Conocí a Lidia en su trabajo de mesera. Llevaba un delantal azul cielo. Su larga y abundante cabellera negra contrastaba con su piel blanca como la sal. Pero yo me enamoré de Lidia por su manera de correr, daba grandes zancadas que hacía difícil alcanzarla, a la vez que me hacía reír. “Lidia –le digo-, si tú fueras maratonista, ganarías los cien metros planos”. Lidia sonríe y pone mirada de adolescente. “Ganarías más plata que Ben Jonson y dejarías de fregar platos. ¿No te parece mala idea, Lidia?”. Y ella sonríe otra vez. Lidia es siempre así: sonriente y callada, solo sus ojos hablan; ellos me dicen si mis comentarios le molestan o le agradan. Pero, en realidad, casi nunca se molesta. Lidia tiene una paciencia y una agilidad benditas. “Lidia, alcánzame el libro de Cortázar”, y ella se levanta del sillón y de un salto ya está en el estante, y de otro salto ya ha puesto el libro sobre mi mesa. “Lidia, el cafecito”, y no pasan ni dos minutos y ya está con la bandeja a mi lado.
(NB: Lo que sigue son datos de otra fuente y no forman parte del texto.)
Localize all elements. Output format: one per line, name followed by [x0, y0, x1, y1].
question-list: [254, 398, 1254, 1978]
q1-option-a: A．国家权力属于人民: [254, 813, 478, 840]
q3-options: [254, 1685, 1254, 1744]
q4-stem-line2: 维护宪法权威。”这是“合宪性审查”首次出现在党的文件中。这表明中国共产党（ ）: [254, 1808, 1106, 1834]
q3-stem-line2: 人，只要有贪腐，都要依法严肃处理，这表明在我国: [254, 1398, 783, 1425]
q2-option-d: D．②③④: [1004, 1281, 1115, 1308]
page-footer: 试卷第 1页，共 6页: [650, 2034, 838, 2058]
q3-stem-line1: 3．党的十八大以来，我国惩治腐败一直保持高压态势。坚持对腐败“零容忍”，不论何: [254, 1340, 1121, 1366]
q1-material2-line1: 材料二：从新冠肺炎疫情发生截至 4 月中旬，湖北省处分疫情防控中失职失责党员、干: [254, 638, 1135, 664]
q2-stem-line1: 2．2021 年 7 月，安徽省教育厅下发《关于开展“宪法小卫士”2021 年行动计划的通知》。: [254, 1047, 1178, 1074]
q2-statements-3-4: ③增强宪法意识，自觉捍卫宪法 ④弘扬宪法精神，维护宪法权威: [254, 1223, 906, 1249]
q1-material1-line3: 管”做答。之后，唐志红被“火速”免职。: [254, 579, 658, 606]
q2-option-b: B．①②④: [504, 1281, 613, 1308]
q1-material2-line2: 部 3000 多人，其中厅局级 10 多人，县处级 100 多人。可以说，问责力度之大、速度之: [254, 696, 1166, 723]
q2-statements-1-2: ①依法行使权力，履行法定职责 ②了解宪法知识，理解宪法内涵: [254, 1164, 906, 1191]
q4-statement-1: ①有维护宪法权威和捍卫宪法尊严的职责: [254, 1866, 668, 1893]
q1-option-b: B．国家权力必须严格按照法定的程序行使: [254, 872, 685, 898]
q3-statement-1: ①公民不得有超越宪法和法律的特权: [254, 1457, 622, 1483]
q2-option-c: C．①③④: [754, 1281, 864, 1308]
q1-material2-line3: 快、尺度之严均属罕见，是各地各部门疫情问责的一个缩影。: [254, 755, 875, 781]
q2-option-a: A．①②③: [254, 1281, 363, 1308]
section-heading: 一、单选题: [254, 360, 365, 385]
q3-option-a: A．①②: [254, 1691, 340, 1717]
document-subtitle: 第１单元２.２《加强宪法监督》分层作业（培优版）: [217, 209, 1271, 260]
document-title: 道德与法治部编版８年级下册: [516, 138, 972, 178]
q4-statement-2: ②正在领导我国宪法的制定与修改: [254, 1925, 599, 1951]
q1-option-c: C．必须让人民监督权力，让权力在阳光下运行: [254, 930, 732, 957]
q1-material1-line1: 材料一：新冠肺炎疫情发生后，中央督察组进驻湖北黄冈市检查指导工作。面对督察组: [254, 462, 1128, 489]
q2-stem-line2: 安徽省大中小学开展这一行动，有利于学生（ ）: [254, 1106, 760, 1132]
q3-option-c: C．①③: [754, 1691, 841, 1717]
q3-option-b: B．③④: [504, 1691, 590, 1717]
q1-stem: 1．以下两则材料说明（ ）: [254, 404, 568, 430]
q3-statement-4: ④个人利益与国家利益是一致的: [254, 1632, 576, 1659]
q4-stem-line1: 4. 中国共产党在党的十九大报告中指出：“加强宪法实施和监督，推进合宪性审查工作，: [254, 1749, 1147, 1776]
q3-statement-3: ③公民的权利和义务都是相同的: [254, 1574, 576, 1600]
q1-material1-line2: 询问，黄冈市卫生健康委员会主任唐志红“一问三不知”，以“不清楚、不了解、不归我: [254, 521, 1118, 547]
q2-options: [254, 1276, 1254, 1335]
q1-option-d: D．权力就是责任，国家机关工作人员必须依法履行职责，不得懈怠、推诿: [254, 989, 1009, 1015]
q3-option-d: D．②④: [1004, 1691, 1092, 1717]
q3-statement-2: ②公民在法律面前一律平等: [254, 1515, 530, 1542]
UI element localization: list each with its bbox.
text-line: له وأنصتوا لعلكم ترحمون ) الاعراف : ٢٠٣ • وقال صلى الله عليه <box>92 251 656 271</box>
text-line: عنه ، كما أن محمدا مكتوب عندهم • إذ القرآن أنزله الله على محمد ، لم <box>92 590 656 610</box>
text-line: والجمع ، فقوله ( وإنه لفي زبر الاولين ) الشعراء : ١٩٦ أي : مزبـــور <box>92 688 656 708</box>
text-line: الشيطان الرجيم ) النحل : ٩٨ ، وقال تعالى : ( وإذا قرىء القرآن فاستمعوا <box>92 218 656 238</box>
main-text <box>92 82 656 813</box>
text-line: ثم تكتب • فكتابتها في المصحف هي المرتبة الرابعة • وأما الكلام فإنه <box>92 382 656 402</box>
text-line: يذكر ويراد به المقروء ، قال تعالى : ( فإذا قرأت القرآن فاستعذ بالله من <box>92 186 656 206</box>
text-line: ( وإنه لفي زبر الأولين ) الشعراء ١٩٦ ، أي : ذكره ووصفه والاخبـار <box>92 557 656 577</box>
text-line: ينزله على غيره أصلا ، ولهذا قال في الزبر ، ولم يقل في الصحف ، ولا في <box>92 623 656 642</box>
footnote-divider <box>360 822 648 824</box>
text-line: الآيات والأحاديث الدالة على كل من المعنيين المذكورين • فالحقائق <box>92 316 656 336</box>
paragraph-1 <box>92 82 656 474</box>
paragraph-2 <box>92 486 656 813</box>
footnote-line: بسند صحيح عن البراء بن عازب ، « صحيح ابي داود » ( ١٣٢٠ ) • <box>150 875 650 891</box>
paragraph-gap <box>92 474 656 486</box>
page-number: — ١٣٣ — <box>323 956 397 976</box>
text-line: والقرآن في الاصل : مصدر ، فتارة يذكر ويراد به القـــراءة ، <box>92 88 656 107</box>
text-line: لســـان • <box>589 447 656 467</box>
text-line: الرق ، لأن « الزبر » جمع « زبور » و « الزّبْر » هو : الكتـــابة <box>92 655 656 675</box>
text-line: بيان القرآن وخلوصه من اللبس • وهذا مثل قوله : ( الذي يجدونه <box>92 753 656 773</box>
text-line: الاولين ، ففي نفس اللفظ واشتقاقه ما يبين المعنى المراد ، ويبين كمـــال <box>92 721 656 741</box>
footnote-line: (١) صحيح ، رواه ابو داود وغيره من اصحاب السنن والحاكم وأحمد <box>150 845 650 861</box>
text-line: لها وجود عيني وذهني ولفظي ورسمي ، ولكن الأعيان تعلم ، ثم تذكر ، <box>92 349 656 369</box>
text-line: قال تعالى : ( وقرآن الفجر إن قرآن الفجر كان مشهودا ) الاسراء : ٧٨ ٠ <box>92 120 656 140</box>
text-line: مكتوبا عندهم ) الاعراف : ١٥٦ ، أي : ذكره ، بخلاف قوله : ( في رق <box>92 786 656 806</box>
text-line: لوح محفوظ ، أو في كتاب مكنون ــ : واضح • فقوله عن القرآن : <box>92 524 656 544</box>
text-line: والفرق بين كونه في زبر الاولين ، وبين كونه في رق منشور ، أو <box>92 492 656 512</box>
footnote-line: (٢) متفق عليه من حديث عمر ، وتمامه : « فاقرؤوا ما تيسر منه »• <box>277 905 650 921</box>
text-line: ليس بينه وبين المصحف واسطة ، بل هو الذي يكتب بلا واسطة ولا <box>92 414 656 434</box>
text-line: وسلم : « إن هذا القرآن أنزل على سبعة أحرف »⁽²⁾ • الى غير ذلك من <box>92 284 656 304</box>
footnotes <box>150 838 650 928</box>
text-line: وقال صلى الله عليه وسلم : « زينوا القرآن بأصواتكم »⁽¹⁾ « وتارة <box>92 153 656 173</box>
Admiro a Lidia, difícilmente encontraría otra como ella, pero mi familia no la estima. Y cuando se enteraron de mi deseo de desposarla, me tildaron de loco, me amenazaron con enjuiciarme y echarme de la familia, amenaza última que sí cumplieron; pues me mantuve en mis trece, a pesar que hice todo lo posible para que reconozcan las virtudes de Lidia. Hablé con mi padre para que deponga su actitud, pero su respuesta fue cortante: “No tiene estatus”, y no hablaba más, encerrándose en su cara de piedra. Y cuando hablé con mi madre en la esperanza de que por el amor que me tenía y por su condición de mujer comprendiera, acabé humillado: “Con un loco en casa, basta; pero con dos, no”, y se concentraba en su telenovela, acariciando el grueso anillo que llevaba en su dedo anular izquierdo.

No tuve más remedio que irme. Alquilamos un pequeñísimo cuarto en un tugurio del centro de la ciudad. Desde entonces, nuestra vida ha sido difícil; pero nunca Lidia se ha querido quejar, ni podría hacerlo: es muda.